As the government’s reforms being to take shape, embracing change and utilising information to drive UK healthcare forward is central for general practices, trusts, managers and clinicians. Paul Fitzsimmons explains the role business intelligence must play in enabling organisations to understand the new health economy.

As the dust begins to settle on the government’s radical plans for the NHS and proposals evolve from broad strategy to detailed definition, it is becoming very clear that the NHS will need to radically overhaul the way it manages and utilises information.

Accountability is becoming essential at every level of the new structure. While the service quality measures of quality, innovation, productivity and prevention remain in place, the NHS Commissioning Board will be measured against the new NHS Outcomes Framework which will define the set of outcome goals to be achieved and associated indicators.

In addition, NHS providers will have to publish annual quality accounts, which will also include performance over time and in comparison with peers.

In the short term, commissioning consortia have an urgent need to have a transparent view over PCTs commissioning this year as they will inherit any deficits that are created during this process from April onwards.

However, information must also be used to facilitate better management at a GP practice, consortium and national level; as well as enabling far greater patient choice.

The challenge for the NHS is to put in place an effective information strategy to facilitate the transition and enable both effective measurement and management.

There is no doubt that the NHS is awash with data. The problem is that, to date, few organisations have used this data to achieve anything more than basic target measurement. If the vision of local empowerment, joined up cooperation with local authorities and, especially, the transition this year to commissioning consortia, is to be successful, this data glut must be quickly transformed into valuable insight.

The government will soon publish its information strategy but it is already clear that key aims include the mandatory use of the NHS number, increased use of Patient Outcomes Measurement Study data, informatics requirements to support better integration between health and social care and supporting commissioning consortia in understanding and fulfilling their information needs including skills and resource requirements.

The cornerstone of supporting this information strategy is the Information Centre which will continue to be the repository for all nationally collected data and will have a wider remit for defining data standards, as well being a new legal power to access further data sets deemed of use.

This information will then be made available to intermediaries to produce relevant analytics for the diverse NHS stakeholders. It will also make more outcome information available to the public to improve patient choice.

Local insight

However, under the current governance restrictions, while this aggregated information is extremely valuable for national planning it does not provide the detailed local, patient identifiable information required to manage the local health economy.

For example, to manage unwarranted variation in treatment of specific conditions commissioning consortia and their clinicians need to see the individual patient profiles behind this to validate it, as well as identify and understand the underlying issues linked to each patient that caused the deviations.

By arranging this information correctly, the consortium will be able to see immediately how their practices are complying with agreed strategies; the performance of acute providers around appropriate treatment and whether or not actual spend on specific patient conditions is in line with expected budgetary spend.

For the practice, information needs to be patient-centered but also provide an insight into performance within the consortium, including comparative information.

Strategic risk

It is rapidly becoming clear that one of the biggest risks facing commissioning consortia is the lack of consistent information being made available across the country. The government’s strategy is to let organisations follow their own path this year. But why let everyone make the same mistakes?

There are several leading PCTs and practices that have already created highly effective information resources; other, less open PCTs are also less advanced. There is a pressing need for this best practice to be propagated across England and while, in theory, this is a role for the NHS Commissioning Board, it is a small element of a far wider remit.

There is, therefore, a strong argument that strategic health authorities could become more proactive in ensuring that PCTs are encouraged and challenged to engage with consortia. An open and transparent discussion is required to ensure these organisations understand the information options, from leveraging the skills of the internal PCT team to working with external suppliers.

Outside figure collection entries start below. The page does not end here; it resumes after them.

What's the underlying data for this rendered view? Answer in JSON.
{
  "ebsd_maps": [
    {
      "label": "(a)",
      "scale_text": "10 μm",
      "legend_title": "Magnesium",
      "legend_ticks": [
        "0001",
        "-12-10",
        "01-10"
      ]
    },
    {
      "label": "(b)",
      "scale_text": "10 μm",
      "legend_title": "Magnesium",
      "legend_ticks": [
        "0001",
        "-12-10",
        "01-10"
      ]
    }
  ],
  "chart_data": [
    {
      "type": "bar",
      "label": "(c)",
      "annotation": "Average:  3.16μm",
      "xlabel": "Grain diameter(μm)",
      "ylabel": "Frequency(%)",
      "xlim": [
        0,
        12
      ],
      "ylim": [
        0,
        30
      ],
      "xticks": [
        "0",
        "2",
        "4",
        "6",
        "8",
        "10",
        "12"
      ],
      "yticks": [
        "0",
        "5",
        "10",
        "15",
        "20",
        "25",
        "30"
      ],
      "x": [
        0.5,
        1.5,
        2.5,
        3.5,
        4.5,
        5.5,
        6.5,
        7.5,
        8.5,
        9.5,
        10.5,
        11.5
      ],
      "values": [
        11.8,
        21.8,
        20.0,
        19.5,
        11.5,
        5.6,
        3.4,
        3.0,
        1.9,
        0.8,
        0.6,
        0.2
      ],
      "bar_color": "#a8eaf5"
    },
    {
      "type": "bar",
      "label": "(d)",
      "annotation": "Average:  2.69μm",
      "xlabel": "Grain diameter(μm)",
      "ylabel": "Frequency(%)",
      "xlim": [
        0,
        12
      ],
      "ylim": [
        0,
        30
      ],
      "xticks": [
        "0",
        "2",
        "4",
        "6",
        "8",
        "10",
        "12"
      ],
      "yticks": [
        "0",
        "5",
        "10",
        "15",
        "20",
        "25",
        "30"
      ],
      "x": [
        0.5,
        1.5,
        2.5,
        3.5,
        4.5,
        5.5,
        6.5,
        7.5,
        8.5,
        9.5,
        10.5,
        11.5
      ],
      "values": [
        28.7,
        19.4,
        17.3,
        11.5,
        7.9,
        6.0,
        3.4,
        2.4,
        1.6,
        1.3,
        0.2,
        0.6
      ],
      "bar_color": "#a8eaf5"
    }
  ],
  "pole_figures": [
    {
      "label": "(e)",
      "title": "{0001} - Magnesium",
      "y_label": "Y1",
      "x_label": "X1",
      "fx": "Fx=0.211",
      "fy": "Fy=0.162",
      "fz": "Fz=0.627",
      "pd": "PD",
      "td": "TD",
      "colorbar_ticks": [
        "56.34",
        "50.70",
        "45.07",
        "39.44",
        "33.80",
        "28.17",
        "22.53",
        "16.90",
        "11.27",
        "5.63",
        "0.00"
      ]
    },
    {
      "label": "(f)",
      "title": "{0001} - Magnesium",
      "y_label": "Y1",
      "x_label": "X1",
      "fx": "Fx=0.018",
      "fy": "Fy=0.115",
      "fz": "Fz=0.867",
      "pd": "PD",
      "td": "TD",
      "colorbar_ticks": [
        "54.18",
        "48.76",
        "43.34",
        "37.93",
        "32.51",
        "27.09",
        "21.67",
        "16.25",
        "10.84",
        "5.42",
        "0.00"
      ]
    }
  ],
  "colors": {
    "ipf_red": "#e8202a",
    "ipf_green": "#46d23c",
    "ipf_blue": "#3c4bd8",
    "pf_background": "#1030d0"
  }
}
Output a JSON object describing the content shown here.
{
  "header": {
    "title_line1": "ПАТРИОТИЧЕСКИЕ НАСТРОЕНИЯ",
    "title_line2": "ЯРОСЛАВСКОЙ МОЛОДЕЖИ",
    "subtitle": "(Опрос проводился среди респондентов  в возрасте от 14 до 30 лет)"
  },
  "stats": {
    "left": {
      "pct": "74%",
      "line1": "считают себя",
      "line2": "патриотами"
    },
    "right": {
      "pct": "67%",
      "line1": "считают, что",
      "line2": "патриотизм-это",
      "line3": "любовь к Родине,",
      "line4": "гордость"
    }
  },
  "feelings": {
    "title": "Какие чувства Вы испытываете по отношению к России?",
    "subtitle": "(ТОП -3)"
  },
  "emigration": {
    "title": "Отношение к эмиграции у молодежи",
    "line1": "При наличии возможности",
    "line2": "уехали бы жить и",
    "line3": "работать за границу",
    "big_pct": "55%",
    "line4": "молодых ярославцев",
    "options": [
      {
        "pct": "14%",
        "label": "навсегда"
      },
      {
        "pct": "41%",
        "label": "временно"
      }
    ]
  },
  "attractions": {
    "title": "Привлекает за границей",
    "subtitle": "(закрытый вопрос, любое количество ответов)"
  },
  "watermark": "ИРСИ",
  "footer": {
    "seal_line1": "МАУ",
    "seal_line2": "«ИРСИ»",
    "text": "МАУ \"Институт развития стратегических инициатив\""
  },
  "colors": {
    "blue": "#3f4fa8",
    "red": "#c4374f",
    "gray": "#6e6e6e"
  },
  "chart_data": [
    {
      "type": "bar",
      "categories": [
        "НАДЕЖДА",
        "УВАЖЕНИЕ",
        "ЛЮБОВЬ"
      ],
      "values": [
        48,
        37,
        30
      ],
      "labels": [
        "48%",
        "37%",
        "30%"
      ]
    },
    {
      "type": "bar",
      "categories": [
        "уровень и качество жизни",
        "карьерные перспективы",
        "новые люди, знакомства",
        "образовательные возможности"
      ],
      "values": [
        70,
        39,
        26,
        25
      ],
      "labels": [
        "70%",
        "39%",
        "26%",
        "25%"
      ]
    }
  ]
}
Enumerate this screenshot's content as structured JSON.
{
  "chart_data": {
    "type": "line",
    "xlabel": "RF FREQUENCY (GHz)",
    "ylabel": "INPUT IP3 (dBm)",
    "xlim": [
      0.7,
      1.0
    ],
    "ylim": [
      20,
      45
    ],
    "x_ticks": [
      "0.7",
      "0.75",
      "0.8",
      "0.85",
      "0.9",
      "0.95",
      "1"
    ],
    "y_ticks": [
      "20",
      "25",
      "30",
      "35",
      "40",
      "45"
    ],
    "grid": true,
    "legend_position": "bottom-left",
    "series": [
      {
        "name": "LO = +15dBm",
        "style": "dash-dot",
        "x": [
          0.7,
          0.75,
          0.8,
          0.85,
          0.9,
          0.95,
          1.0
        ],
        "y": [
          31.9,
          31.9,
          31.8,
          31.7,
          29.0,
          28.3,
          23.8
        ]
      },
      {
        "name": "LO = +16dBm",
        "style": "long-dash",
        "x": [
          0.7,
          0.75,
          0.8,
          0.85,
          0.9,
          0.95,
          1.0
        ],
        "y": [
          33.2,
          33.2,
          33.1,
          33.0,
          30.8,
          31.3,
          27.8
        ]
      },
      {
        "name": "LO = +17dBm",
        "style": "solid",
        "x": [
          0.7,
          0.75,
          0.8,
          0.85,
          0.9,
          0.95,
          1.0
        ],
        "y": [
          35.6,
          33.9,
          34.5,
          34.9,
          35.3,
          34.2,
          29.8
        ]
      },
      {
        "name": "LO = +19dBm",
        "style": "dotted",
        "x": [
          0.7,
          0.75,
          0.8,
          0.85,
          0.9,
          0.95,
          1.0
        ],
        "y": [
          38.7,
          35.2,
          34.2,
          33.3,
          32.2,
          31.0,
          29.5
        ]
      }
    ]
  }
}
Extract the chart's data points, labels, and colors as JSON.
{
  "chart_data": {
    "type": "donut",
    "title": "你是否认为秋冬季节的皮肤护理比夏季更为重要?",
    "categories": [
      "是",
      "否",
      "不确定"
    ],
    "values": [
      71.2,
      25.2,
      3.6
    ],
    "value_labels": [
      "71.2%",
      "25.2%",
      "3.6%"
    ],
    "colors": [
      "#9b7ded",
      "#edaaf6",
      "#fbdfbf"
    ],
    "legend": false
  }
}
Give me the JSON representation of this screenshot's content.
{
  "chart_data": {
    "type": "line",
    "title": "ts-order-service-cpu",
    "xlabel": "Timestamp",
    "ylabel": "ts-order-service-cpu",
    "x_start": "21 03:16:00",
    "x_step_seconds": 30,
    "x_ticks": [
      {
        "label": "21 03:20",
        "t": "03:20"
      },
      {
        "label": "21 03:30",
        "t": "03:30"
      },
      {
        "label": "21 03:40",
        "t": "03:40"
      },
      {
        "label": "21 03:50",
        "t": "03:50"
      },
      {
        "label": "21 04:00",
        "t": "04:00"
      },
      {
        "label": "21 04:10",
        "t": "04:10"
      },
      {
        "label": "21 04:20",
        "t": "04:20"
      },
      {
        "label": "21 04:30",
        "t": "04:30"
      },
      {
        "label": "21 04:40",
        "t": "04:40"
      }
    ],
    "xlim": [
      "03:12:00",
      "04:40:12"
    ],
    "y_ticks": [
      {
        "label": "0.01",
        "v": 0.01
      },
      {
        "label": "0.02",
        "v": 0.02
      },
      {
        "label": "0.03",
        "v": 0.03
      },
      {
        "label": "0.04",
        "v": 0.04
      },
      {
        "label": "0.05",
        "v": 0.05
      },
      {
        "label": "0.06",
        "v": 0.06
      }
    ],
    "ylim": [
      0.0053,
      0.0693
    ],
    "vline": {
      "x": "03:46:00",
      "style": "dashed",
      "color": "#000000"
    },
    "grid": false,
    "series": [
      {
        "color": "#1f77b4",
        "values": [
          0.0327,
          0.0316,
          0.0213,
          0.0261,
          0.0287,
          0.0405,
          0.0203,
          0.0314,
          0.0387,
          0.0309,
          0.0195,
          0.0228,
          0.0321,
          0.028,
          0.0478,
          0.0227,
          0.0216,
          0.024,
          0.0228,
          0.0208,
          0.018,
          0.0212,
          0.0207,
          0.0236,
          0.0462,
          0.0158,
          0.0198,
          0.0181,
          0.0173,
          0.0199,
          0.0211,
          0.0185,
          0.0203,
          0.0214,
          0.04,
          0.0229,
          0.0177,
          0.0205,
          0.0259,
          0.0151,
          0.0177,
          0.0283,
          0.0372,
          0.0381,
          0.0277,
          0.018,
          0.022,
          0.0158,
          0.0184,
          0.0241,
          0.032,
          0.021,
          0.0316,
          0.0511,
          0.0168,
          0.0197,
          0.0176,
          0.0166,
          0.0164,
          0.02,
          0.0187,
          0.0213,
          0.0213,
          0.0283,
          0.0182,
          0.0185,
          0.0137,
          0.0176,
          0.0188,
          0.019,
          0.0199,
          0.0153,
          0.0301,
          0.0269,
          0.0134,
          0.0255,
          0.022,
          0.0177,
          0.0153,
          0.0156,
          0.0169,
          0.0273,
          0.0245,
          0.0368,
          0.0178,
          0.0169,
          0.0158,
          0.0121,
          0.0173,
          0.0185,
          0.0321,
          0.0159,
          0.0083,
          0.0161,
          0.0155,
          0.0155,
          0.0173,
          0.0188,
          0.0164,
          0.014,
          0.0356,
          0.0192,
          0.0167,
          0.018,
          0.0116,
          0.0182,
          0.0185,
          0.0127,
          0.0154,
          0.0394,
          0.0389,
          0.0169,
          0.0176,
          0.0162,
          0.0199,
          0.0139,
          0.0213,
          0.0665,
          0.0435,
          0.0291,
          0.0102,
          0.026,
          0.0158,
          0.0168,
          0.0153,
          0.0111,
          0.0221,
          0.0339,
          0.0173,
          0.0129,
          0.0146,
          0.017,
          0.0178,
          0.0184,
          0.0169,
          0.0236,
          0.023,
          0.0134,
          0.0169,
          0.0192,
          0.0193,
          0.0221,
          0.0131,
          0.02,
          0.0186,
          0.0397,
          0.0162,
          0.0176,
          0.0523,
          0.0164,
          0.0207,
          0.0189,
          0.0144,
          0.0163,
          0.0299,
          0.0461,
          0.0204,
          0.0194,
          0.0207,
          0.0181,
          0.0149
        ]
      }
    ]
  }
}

The role of the Information Centre in creating a national repository of NHS information is undoubtedly significant. But its restrictions are very real and require serious consideration by SHAs, PCTs and consortia alike.

To be truly effective, information collection and business intelligence needs to be considered on a three dimensional level: local intelligence to support GPs and their commissioning consortia  - linked with community and social care data to support their joint needs and service planning.

In addition, aggregation of a sub set of this granular data needs to feed the emerging PCT clusters from June and the commissioning boards that replace them. And finally, national data is required to support strategic health planning and the public.

The government’s focus on extending the national information repository makes sense. But the danger in the short term is not arming GPs and consortia with the information required to support effective decision making. It is by ensuring that the right data is in place at all levels to deliver insight into the quality of care and financial impact of decision making that the NHS will enable the successful transition to the new, local model.